Stevenson received his undergraduate degree and then found his way to Harvard Law School, where he said his interest in criminal law and social justice issues grew immensely. During his studies, Stevenson said he was required to spend a month working with an organization providing legal services to death row inmates.
A seemingly simple first task—telling a death row prisoner he would not be executed for at least a year—would change his views on criminal justice forever.
“For the third time, I told this man he was not at risk for execution any time in the next year,” Stevenson said. “And he said, “Thank you, thank you, thank you. You are the first person I’ve talked to in two years who isn’t a death row prisoner or death row guard. I haven’t talked to [my family] in two years, because I was afraid they’d show up, and I’d have an execution date. I didn’t want to deal with that. But now, because of you, I’m going to see my wife. I’m going to see my kids.’
That man and I started talking, and it turned out we were exactly the same age—the same birthday, the same month, the same year. He started asking me questions about my life, I started asking questions about his life and we fell into this deep conversation. Forty-five minutes turned into an hour, an hour turned into two hours, two hours turned into three hours, and we were still talking.”
Stevenson said this interaction, one of several he would experience throughout decades working as a death row lawyer, fortified his belief that change happens only when people are proximate and willing to engage one another.
When conversations like these between people of different races stop, misconceptions are allowed to flourish, Stevenson said. In years past, he said these false narratives were the driving force behind the mistreatment of Native Americans and the institution of slavery.
“The people who owned slaves didn’t want to feel immoral,” Stevenson said. “They didn’t want to feel unchristian. So they made up this narrative saying black people aren’t as good as white people. They’re not fully human, they can’t do this, they can’t do that, and that narrative of ignorance created an ideology of white supremacy.”
While slavery has been outlawed in the U.S. for more than 150 years, Stevenson said these false narratives were passed down through generations and are the driving force behind punitive criminal justice laws designed to punish rather than reform.
In order to heal the wounds of past racial mistreatment and kill remaining false narratives, Americans should begin to more openly embrace their flawed history and learn from it like other nations have done, according to Stevenson.
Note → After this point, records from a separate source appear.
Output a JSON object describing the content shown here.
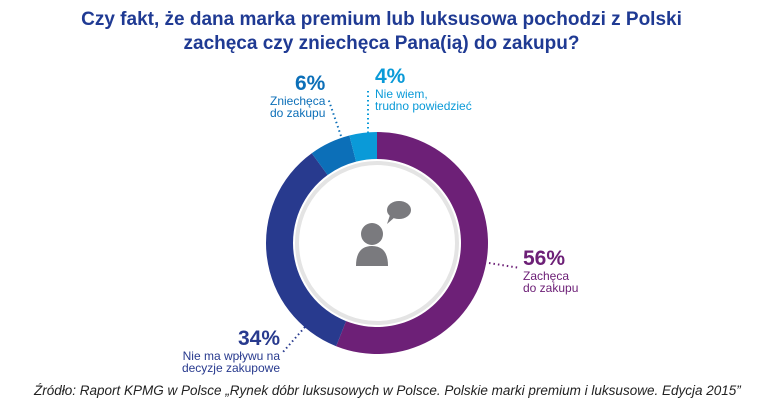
{
  "chart_data": {
    "type": "pie",
    "donut": true,
    "title": "Czy fakt, że dana marka premium lub luksusowa pochodzi z Polski zachęca czy zniechęca Pana(ią) do zakupu?",
    "title_lines": [
      "Czy fakt, że dana marka premium lub luksusowa pochodzi z Polski",
      "zachęca czy zniechęca Pana(ią) do zakupu?"
    ],
    "slices": [
      {
        "label": "Zachęca do zakupu",
        "label_lines": [
          "Zachęca",
          "do zakupu"
        ],
        "value": 56,
        "value_label": "56%",
        "color": "#6d2077"
      },
      {
        "label": "Nie ma wpływu na decyzje zakupowe",
        "label_lines": [
          "Nie ma wpływu na",
          "decyzje zakupowe"
        ],
        "value": 34,
        "value_label": "34%",
        "color": "#283a8e"
      },
      {
        "label": "Zniechęca do zakupu",
        "label_lines": [
          "Zniechęca",
          "do zakupu"
        ],
        "value": 6,
        "value_label": "6%",
        "color": "#0c6fb8"
      },
      {
        "label": "Nie wiem, trudno powiedzieć",
        "label_lines": [
          "Nie wiem,",
          "trudno powiedzieć"
        ],
        "value": 4,
        "value_label": "4%",
        "color": "#0a9ad8"
      }
    ],
    "center_icon": "person-speech-bubble-icon",
    "legend": "none"
  },
  "title_color": "#1f3a93",
  "source": "Źródło: Raport KPMG w Polsce „Rynek dóbr luksusowych w Polsce. Polskie marki premium i luksusowe. Edycja 2015”"
}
“You can’t go 200 feet in Berlin without seeing markers or stones that have been placed next to the homes of Jewish families abducted and killed during the Holocaust,” Stevenson said. “The Germans want you to go to the Holocaust museum. They don’t want to be thought of as fascists and Nazis forever. They’re trying to change the narrative. But in America, we don’t talk about slavery.”
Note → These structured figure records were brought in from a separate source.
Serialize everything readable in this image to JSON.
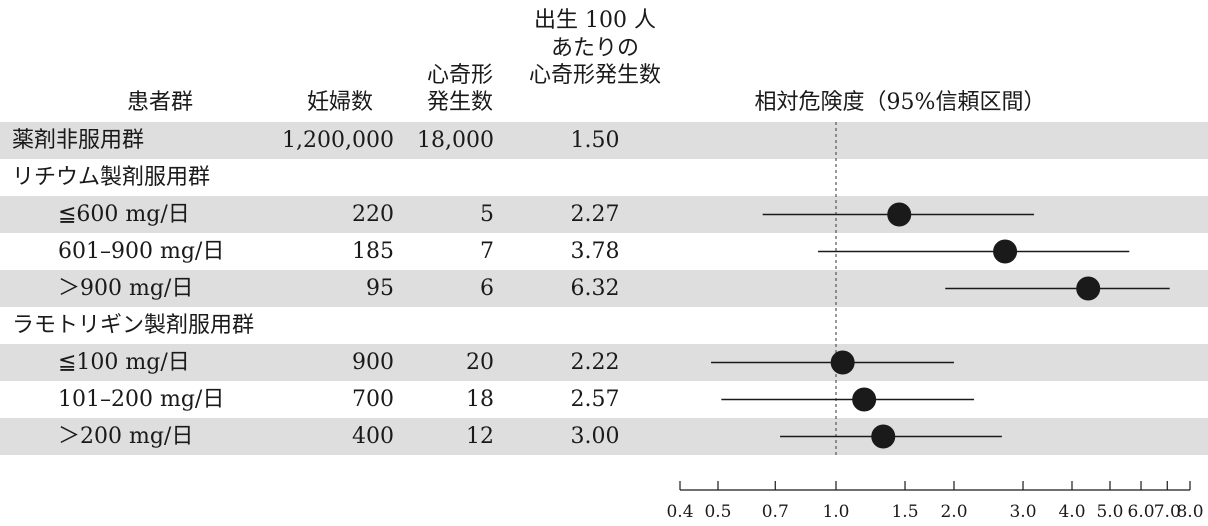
{
  "headers": {
    "group": "患者群",
    "pregnancies": "妊婦数",
    "malformations_line1": "心奇形",
    "malformations_line2": "発生数",
    "rate_line1": "出生 100 人",
    "rate_line2": "あたりの",
    "rate_line3": "心奇形発生数",
    "rr": "相対危険度（95%信頼区間）"
  },
  "rows": [
    {
      "label": "薬剤非服用群",
      "pregnancies": "1,200,000",
      "malformations": "18,000",
      "rate": "1.50",
      "shaded": true,
      "indent": false
    },
    {
      "label": "リチウム製剤服用群",
      "pregnancies": "",
      "malformations": "",
      "rate": "",
      "shaded": false,
      "indent": false
    },
    {
      "label": "≦600 mg/日",
      "pregnancies": "220",
      "malformations": "5",
      "rate": "2.27",
      "shaded": true,
      "indent": true
    },
    {
      "label": "601–900 mg/日",
      "pregnancies": "185",
      "malformations": "7",
      "rate": "3.78",
      "shaded": false,
      "indent": true
    },
    {
      "label": "＞900 mg/日",
      "pregnancies": "95",
      "malformations": "6",
      "rate": "6.32",
      "shaded": true,
      "indent": true
    },
    {
      "label": "ラモトリギン製剤服用群",
      "pregnancies": "",
      "malformations": "",
      "rate": "",
      "shaded": false,
      "indent": false
    },
    {
      "label": "≦100 mg/日",
      "pregnancies": "900",
      "malformations": "20",
      "rate": "2.22",
      "shaded": true,
      "indent": true
    },
    {
      "label": "101–200 mg/日",
      "pregnancies": "700",
      "malformations": "18",
      "rate": "2.57",
      "shaded": false,
      "indent": true
    },
    {
      "label": "＞200 mg/日",
      "pregnancies": "400",
      "malformations": "12",
      "rate": "3.00",
      "shaded": true,
      "indent": true
    }
  ],
  "chart_data": {
    "type": "scatter",
    "subtype": "forest-plot",
    "title": "",
    "xlabel": "",
    "ylabel": "",
    "x_scale": "log",
    "xlim": [
      0.4,
      8.0
    ],
    "reference_line": 1.0,
    "tick_values": [
      0.4,
      0.5,
      0.7,
      1.0,
      1.5,
      2.0,
      3.0,
      4.0,
      5.0,
      6.0,
      7.0,
      8.0
    ],
    "tick_labels": [
      "0.4",
      "0.5",
      "0.7",
      "1.0",
      "1.5",
      "2.0",
      "3.0",
      "4.0",
      "5.0",
      "6.0",
      "7.0",
      "8.0"
    ],
    "points": [
      {
        "row": 2,
        "estimate": 1.45,
        "ci_low": 0.65,
        "ci_high": 3.2
      },
      {
        "row": 3,
        "estimate": 2.7,
        "ci_low": 0.9,
        "ci_high": 5.6
      },
      {
        "row": 4,
        "estimate": 4.4,
        "ci_low": 1.9,
        "ci_high": 7.1
      },
      {
        "row": 6,
        "estimate": 1.04,
        "ci_low": 0.48,
        "ci_high": 2.0
      },
      {
        "row": 7,
        "estimate": 1.18,
        "ci_low": 0.51,
        "ci_high": 2.25
      },
      {
        "row": 8,
        "estimate": 1.32,
        "ci_low": 0.72,
        "ci_high": 2.65
      }
    ],
    "colors": {
      "marker": "#1a1a1a",
      "line": "#1a1a1a",
      "shade": "#dedede"
    }
  }
}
Throughout his talk, Stevenson discussed four key points the audience should follow in order to combat racism and create a better society: Spend time and build relationships in poor neighborhoods, squash false narratives by combating prior mistreatment head-on, remain hopeful and be willing to put yourself in uncomfortable and inconvenient situations.
But to conclude his keynote address, Stevenson held the Christian audience in attendance to an even higher standard.
“I want to say something to my friends of faith here—we are living at a time where people have got to say more about the challenges that we’re facing,” Stevenson said. “There have been times before where we had all of these terrible things happen, and we didn’t say anything. I just want to let you all know that we have to lift up our voices.”